Prevalence of anxiety, depression, sleep disturbance, fibromyalgia, obesity, and gastroesophageal disease in patients with rheumatic diseases.


North Florida


Osceola Regional Medical Center

Document Type


Publication Date



Rheumatoid arthritis, Sjogren's syndrome, body mass index, fibromyalgia, gastroesophageal disease, psoriatic arthritis, systemic lupus erythematous


Immune System Diseases | Musculoskeletal Diseases | Rheumatology | Skin and Connective Tissue Diseases


BACKGROUND: Patients with rheumatologic disorders often have comorbidities that complicate their psychological well-being. In this study, we looked at 216 patients with rheumatoid arthritis (RA), systemic lupus erythematous (SLE), psoriatic arthritis (PsA), and Sjogren's syndrome (SS) to determine the prevalence of anxiety, depression, sleep disturbance, fibromyalgia (FM), obesity (BMI greater than 23), and gastroesophageal disease (GERD) and the correlation between FM, BMI, disease activity measure, known as Routine Assessment of Patient Index Data 3 (RAPID3).

METHODS: Study participants were 216 rheumatology patients seen at the UCF Pegasus Health Clinic from November 2011 to May 2014 with one or more of the following diseases: RA, SS, SLE, or PsA. 116 had rheumatoid arthritis, 27 with systemic lupus erythematous, 22 with psoriatic arthritis, 20 with Sjogren's syndrome, and 31 with more than one diagnosis. Variables that were collected from patient's charts included RAPID3 scores, patient demographics (age, sex), BMI, presence of GERD, and presence of FM. Each patient was randomly assigned, unique and had an unidentifiable study number.

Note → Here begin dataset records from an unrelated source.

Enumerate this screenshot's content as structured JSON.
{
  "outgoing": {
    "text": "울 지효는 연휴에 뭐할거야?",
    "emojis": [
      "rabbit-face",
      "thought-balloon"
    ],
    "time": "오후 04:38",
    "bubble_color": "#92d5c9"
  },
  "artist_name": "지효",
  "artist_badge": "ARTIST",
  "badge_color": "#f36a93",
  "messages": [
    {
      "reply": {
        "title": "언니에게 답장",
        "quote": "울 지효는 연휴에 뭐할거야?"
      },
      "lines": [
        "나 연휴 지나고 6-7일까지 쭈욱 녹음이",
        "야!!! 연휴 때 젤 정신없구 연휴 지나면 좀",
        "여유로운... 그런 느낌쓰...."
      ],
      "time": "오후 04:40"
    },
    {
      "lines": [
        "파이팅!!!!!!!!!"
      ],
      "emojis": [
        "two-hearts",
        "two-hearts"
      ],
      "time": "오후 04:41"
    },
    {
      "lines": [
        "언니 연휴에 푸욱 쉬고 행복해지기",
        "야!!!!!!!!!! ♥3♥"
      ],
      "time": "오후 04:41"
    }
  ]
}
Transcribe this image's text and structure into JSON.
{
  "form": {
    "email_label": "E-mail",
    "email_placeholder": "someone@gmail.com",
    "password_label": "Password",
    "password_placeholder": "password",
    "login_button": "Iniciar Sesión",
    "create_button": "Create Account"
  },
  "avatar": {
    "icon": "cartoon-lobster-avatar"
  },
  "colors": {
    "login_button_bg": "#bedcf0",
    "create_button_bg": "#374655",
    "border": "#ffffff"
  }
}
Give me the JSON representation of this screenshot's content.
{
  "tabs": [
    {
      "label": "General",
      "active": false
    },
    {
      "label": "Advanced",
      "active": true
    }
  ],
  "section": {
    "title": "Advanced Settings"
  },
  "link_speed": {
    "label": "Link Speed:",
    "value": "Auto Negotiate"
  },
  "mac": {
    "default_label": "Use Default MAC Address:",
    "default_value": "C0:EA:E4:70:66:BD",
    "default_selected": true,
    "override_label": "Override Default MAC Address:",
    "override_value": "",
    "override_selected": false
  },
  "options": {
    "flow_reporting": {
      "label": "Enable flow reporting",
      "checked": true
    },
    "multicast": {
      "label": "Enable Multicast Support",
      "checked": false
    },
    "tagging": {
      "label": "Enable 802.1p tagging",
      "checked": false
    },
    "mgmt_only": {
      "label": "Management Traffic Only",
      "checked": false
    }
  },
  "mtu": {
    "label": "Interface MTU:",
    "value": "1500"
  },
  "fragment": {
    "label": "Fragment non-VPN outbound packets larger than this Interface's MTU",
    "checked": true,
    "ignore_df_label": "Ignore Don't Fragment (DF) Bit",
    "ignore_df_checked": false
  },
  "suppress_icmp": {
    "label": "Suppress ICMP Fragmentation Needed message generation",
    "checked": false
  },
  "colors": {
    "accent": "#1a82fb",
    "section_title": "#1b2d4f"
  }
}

RESULTS: Anxiety, depression, sleep disturbance and obesity were found to be more prevalent in patients with Sjogren's syndrome, and fibromyalgia was noted to be more prevalent in patients with more than 1 diagnosis. The presence of fibromyalgia was significantly correlated with higher RAPID3 scores in all patients except those with PsA. Significant correlation among higher BMI and greater RAPID3 scores was found for patients with rheumatoid arthritis and for patients with Sjogren's syndrome.

CONCLUSION: Our study showed increased prevalence of anxiety in patients with Sjogren's syndrome. Fibromyalgia was found to be related to higher disease activity scores. In RA and SS patients, BMI was significantly correlated with higher RAPID3 scores. These results provide a basis for future studies to evaluate these correlations in more detail.